In the instant case, Neelam, the respondent, claims to be the wife of Manmohan Attavar for 20 years. In her own statement, she admitted that she has never stayed with him in the same premises. In a plea before it, the high court issued an order allowing her to stay in those premises. This order was assailed before the apex court.

Incidentally, the appellant’s wife was alive when their affair began and she was apparently aware of the relationship between the parties. The wife of the appellant passed away in February 22, 2010.

The bench comprising Justice RF Nariman and Justice Sanjay Kishan Kaul observed that the “domestic relationship”, as defined under Section 2 (f) of the DV Act, refers to two persons who have lived together in a “shared household” as defined under Section 2(s) of the DV Act.

In order for the respondent to succeed, it was necessary that the two parties had lived in a domestic relationship in the household.
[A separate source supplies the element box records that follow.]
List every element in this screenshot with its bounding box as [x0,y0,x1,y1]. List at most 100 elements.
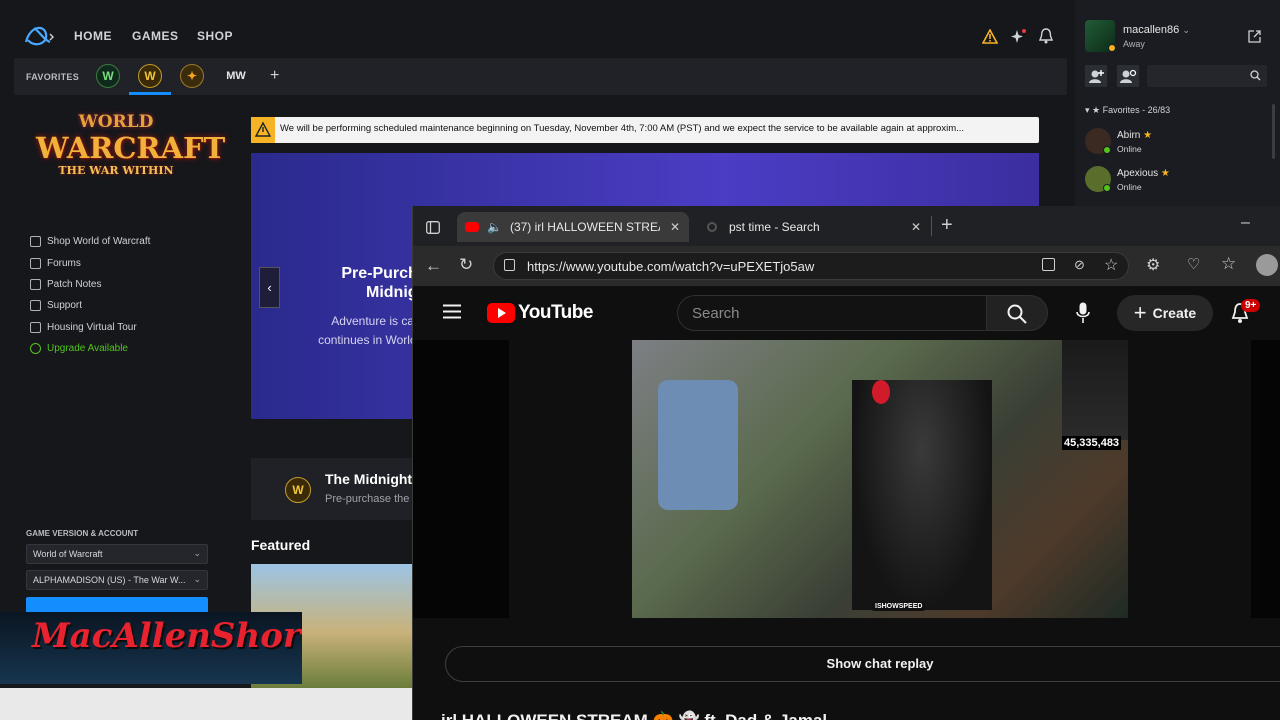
friend-name[interactable]: Abirn [1117,130,1140,141]
minimize-button[interactable]: – [1241,214,1250,232]
tracking-prevention-icon[interactable]: ⊘ [1074,257,1085,273]
microphone-icon[interactable] [1076,302,1090,324]
banner-text: We will be performing scheduled maintena… [280,123,965,134]
version-label: GAME VERSION & ACCOUNT [26,529,139,538]
tab-actions-icon[interactable] [426,221,440,234]
stream-watermark: ISHOWSPEED [872,602,926,611]
popout-icon[interactable] [1248,30,1261,43]
star-icon: ★ [1160,168,1170,179]
support-link[interactable]: Support [30,300,82,311]
letterbox-right [1251,340,1280,618]
news-subtitle: Pre-purchase the [325,493,410,505]
browser-essentials-icon[interactable]: ♡ [1187,255,1200,273]
create-label: Create [1152,305,1197,321]
link-label: Shop World of Warcraft [47,236,151,247]
support-icon [30,300,41,311]
chevron-down-icon[interactable]: ⌄ [1182,25,1190,35]
cart-icon [30,236,41,247]
wow-icon[interactable]: W [138,64,162,88]
friend-status: Online [1117,144,1142,154]
url-field[interactable]: https://www.youtube.com/watch?v=uPEXETjo… [493,252,1129,280]
speaker-icon[interactable]: 🔈 [487,220,502,234]
housing-tour-link[interactable]: Housing Virtual Tour [30,322,137,333]
forum-icon [30,258,41,269]
upgrade-link[interactable]: Upgrade Available [30,343,128,354]
mw-icon[interactable]: MW [222,64,250,88]
close-icon[interactable]: ✕ [670,220,680,234]
search-button[interactable] [986,295,1048,331]
play-button[interactable] [26,597,208,613]
document-icon [30,279,41,290]
battlenet-logo-icon[interactable] [22,22,56,50]
maintenance-banner: We will be performing scheduled maintena… [251,117,1039,143]
username[interactable]: macallen86 [1123,24,1179,36]
link-label: Housing Virtual Tour [47,322,137,333]
tab-youtube[interactable]: 🔈 (37) irl HALLOWEEN STREAM ✕ [457,212,689,242]
logo-line3: THE WAR WITHIN [58,164,174,177]
patch-notes-link[interactable]: Patch Notes [30,279,101,290]
link-label: Forums [47,258,81,269]
hearthstone-icon[interactable]: ✦ [180,64,204,88]
lock-icon[interactable] [504,259,515,271]
link-label: Patch Notes [47,279,102,290]
tab-search[interactable]: pst time - Search ✕ [703,212,925,242]
account-select[interactable]: ALPHAMADISON (US) - The War W... ⌄ [26,570,208,590]
wow-icon: W [285,477,311,503]
shop-wow-link[interactable]: Shop World of Warcraft [30,236,150,247]
wow-selected-indicator [129,92,171,95]
forums-link[interactable]: Forums [30,258,81,269]
bell-icon[interactable] [1039,28,1053,44]
game-version-select[interactable]: World of Warcraft ⌄ [26,544,208,564]
nav-shop[interactable]: SHOP [197,29,233,43]
search-favicon-icon [707,222,717,232]
youtube-wordmark: YouTube [518,302,593,323]
macallenshorts-watermark: MacAllenShorts [0,612,302,684]
show-chat-replay-button[interactable]: Show chat replay [445,646,1280,682]
refresh-icon[interactable]: ↻ [459,255,473,275]
close-icon[interactable]: ✕ [911,220,921,234]
person-jeans [658,380,738,510]
youtube-logo[interactable]: YouTube [487,302,593,324]
promo-body-line1: Adventure is cal [331,314,417,328]
taskbar-strip [0,688,412,720]
new-tab-button[interactable]: + [941,214,953,237]
warning-icon[interactable] [982,29,998,44]
app-install-icon[interactable] [1042,258,1055,271]
nav-games[interactable]: GAMES [132,29,179,43]
logo-line2: WARCRAFT [36,131,226,165]
menu-icon[interactable] [443,304,461,319]
news-card[interactable]: W The Midnight Pre-purchase the [251,458,413,520]
friend-name[interactable]: Apexious [1117,168,1158,179]
wow-classic-icon[interactable]: W [96,64,120,88]
donation-counter: 45,335,483 [1062,436,1122,450]
favorites-group-header[interactable]: ▾ ★ Favorites - 26/83 [1085,105,1170,116]
search-input[interactable]: Search [677,295,987,331]
profile-avatar[interactable] [1256,254,1278,276]
create-button[interactable]: + Create [1117,295,1213,331]
carousel-prev-button[interactable]: ‹ [259,267,280,308]
video-player[interactable]: 45,335,483 ISHOWSPEED [632,340,1128,618]
search-icon [1007,304,1027,324]
add-friend-button[interactable] [1085,65,1107,87]
url-text: https://www.youtube.com/watch?v=uPEXETjo… [527,259,815,274]
youtube-play-icon [487,303,515,323]
manage-friends-button[interactable] [1117,65,1139,87]
scrollbar[interactable] [1272,104,1275,159]
youtube-header: YouTube Search + Create 9+ [413,286,1280,340]
online-status-dot [1103,146,1111,154]
favorites-bar: FAVORITES W W ✦ MW + [14,58,1067,95]
back-arrow-icon[interactable]: ← [425,256,442,276]
upgrade-icon [30,343,41,354]
tab-divider [931,216,932,236]
add-favorite-button[interactable]: + [270,67,279,85]
nav-home[interactable]: HOME [74,29,112,43]
chevron-down-icon: ⌄ [193,574,201,584]
friend-search-input[interactable] [1147,65,1267,87]
chat-overlay [1062,340,1128,440]
favorite-star-icon[interactable]: ☆ [1104,255,1118,275]
extensions-icon[interactable]: ⚙ [1146,255,1160,275]
favorites-icon[interactable]: ☆ [1221,254,1236,274]
sparkle-icon[interactable] [1011,28,1027,44]
link-label: Upgrade Available [47,343,128,354]
tab-title: (37) irl HALLOWEEN STREAM [509,220,660,234]
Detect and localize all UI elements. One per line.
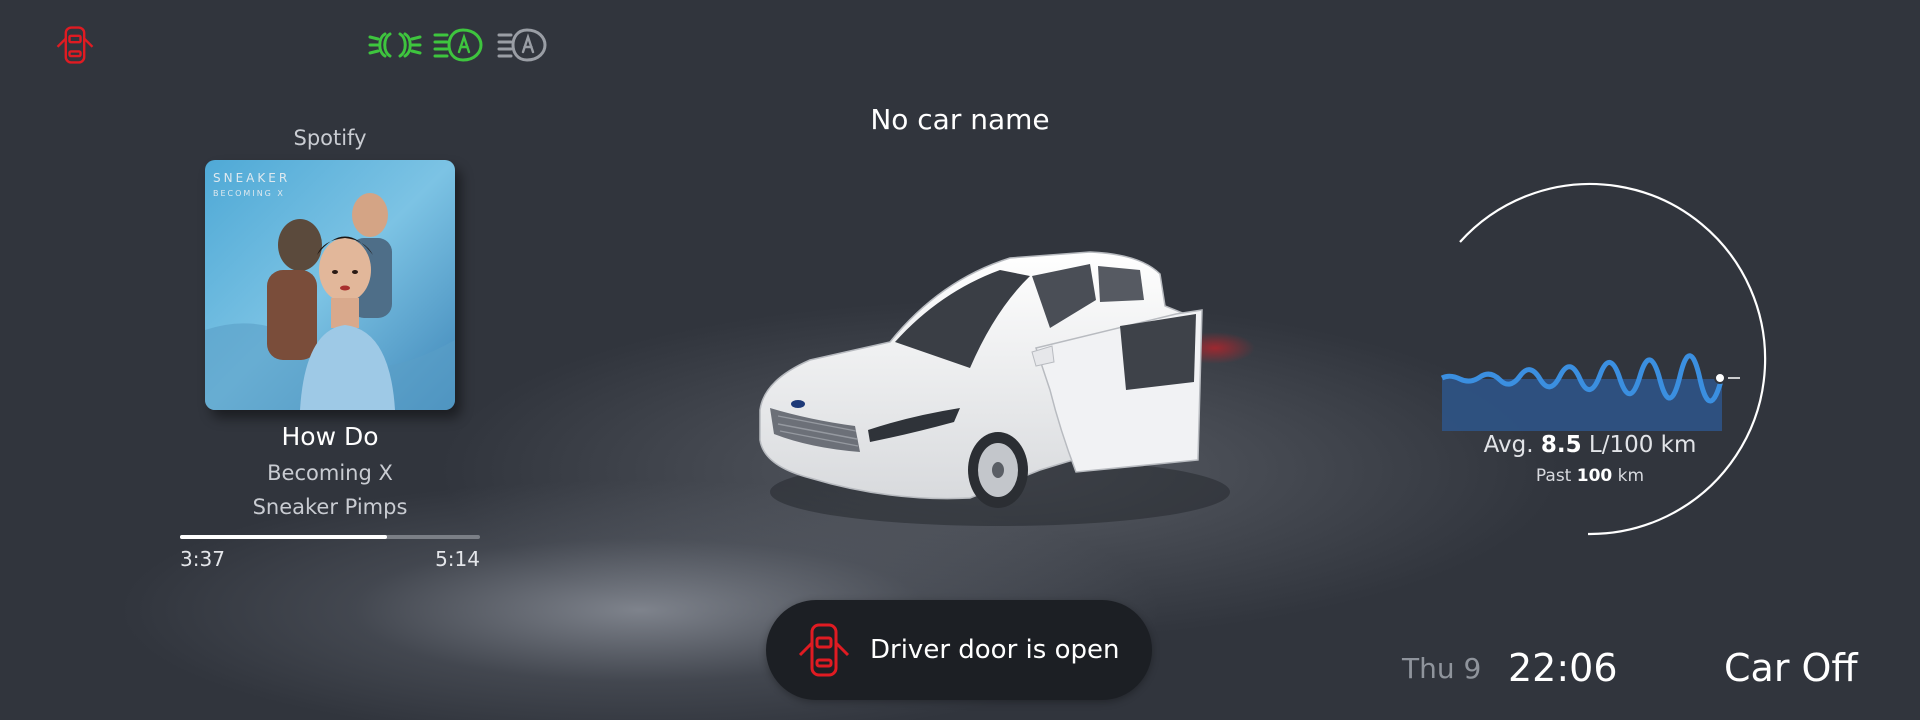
track-progress-fill [180, 535, 387, 539]
car-state-label: Car Off [1724, 646, 1858, 690]
track-artist: Sneaker Pimps [252, 495, 408, 519]
door-open-icon [796, 619, 852, 681]
track-duration: 5:14 [435, 547, 480, 571]
door-open-icon [50, 22, 100, 68]
efficiency-range: Past 100 km [1535, 466, 1645, 486]
date-label: Thu 9 [1402, 652, 1482, 685]
efficiency-widget[interactable]: Avg. 8.5 L/100 km Past 100 km [1420, 176, 1780, 546]
media-player[interactable]: Spotify SNEAKER BECOMING X How Do Becomi… [170, 126, 490, 571]
auto-headlights-icon [497, 22, 547, 68]
album-art[interactable]: SNEAKER BECOMING X [205, 160, 455, 410]
track-title: How Do [281, 422, 379, 451]
efficiency-average: Avg. 8.5 L/100 km [1483, 432, 1697, 458]
track-elapsed: 3:37 [180, 547, 225, 571]
track-progress-bar[interactable] [180, 535, 480, 539]
efficiency-range-value: 100 [1576, 466, 1613, 486]
track-album: Becoming X [267, 461, 393, 485]
album-art-text-1: SNEAKER [213, 171, 290, 185]
album-art-text-2: BECOMING X [213, 189, 285, 198]
time-label: 22:06 [1508, 646, 1618, 690]
car-render[interactable] [740, 230, 1260, 550]
efficiency-average-value: 8.5 [1540, 432, 1582, 458]
dashboard-screen: Spotify SNEAKER BECOMING X How Do Becomi… [0, 0, 1920, 720]
auto-high-beam-icon [433, 22, 483, 68]
alert-message: Driver door is open [870, 635, 1120, 665]
car-name: No car name [870, 103, 1050, 136]
media-source: Spotify [293, 126, 367, 150]
door-open-alert[interactable]: Driver door is open [766, 600, 1152, 700]
headlights-icon [368, 22, 422, 68]
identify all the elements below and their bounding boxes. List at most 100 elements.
However, the parties have never lived together in the property in question,” the bench said.

On the facts of the case, the court observed: “It is not as if the respondent has been subsequently excluded from the enjoyment of the property or thrown out by the appellant in an alleged relationship which goes back 20 years. They fell apart, even as per the respondent, more than 7 years ago. We may also note that till 22.2.2010, even the wife of the appellant was alive. We may note for the purpose of record that as per the appellant, he is a Christian and thus there could be no question of visiting any temple and marrying the respondent by applying “kumkum”, and that too when the wife of the appellant was alive.”

The bench also agreed with the submission made on behalf of Manmohan Attavar that there was no reason for the proceedings to be withdrawn from the appellate court to the high court itself.